The bearded man glared down at Arwin, rolled his eyes, then dropped Niel back onto his own feet. Catching his breath, Niel smoothed the fist-shaped bunch in his shirt as best he could, then brushed the dirt from the rest of his clothes.
“You’ve quite the talent for first impressions,” Arwin said with a grin.
The patrons returned to what they’d been doing with what seemed a disappointed though well-practiced fluidity. Even the musicians picked up their tune where they’d left off.
“So,” Arwin said. “You’re here.”
“Do your demonstrations of competence never cease?”
Arwin chuckled and turned to the big man who’d snatched Niel from the bar. “Jharal,” he said, “I’d like to introduce you to Niel. Niel, this is Jharal.”
Niel looked up. The
man’s expression of disgust had not relented. He reached to shake hands with Jharal, who snorted and lumbered off.
Arwin smiled. “I don’t think he likes you.”
“Terrific.”
Arwin gestured to a small table. “Let’s talk.”
The two took seats opposite one another. Arwin dismissed an approaching waitress with a shake of his head. “Rough couple of days?”
“They were fine,” Niel replied, realizing for the first time they truly had been fine, if not better than. Thanks to Arwin he’d had plenty of food for the trek, and he’d found no fewer than three streams from which to drink along the way, not to mention some of the most alluring flora he’d ever seen. More than once he’d had the eerie sensation of being watched, but that aside, after his arduous journey to the Nilfranian a couple more days hiking through tranquil, picturesque forest had been nothing close to a hardship.
“Glad to hear,” Arwin said. “Because there may be more of that sort of thing for you in the near future.”
“Meaning?”
“Meaning, I think you should come along with us.”
“I see. Have I failed to mention that I’m trying to get to the College?”

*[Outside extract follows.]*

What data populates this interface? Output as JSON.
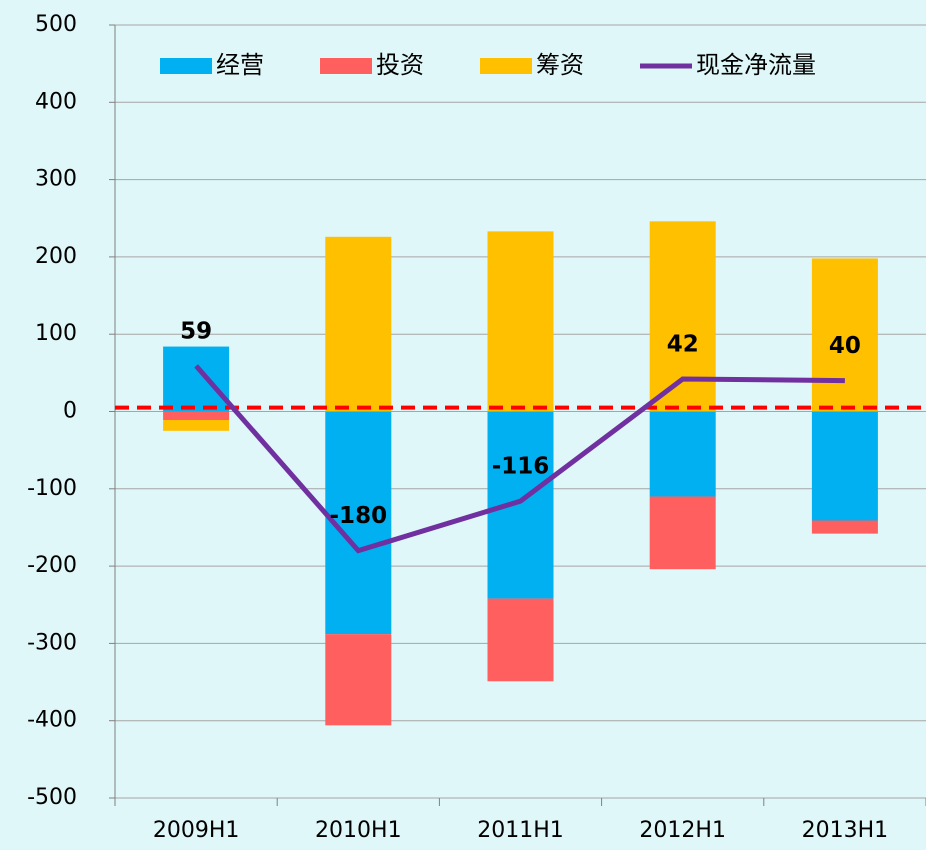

“No, you’ve mentioned it.”
“Then how in the world do you expect me to join your expedition?”
Arwin leaned forward. “Lower your voice, if you please.”
“All right. Now, how?”
“You are in dire need of funds. As I’ve said, I’m in need of a magician. We’re in a position to help one another.”
Niel tapped the end of his finger on the table to punctuate his few words. “There is no. Possible. Way I can go with you and make it back in time to salvage my first semester. Which means my place there will be rescinded.”
“I understand that, and I’m sorry for your predicament. I truly am. But this is the only alternative I see that you have. It also happens to be the only one I can offer.”
“I’d hoped to find a magician in town or nearby who might help me get word to my teacher.”
“There aren’t any. If there were, I wouldn’t have bothered looking for one in Lyrria. Besides, you couldn’t afford it.”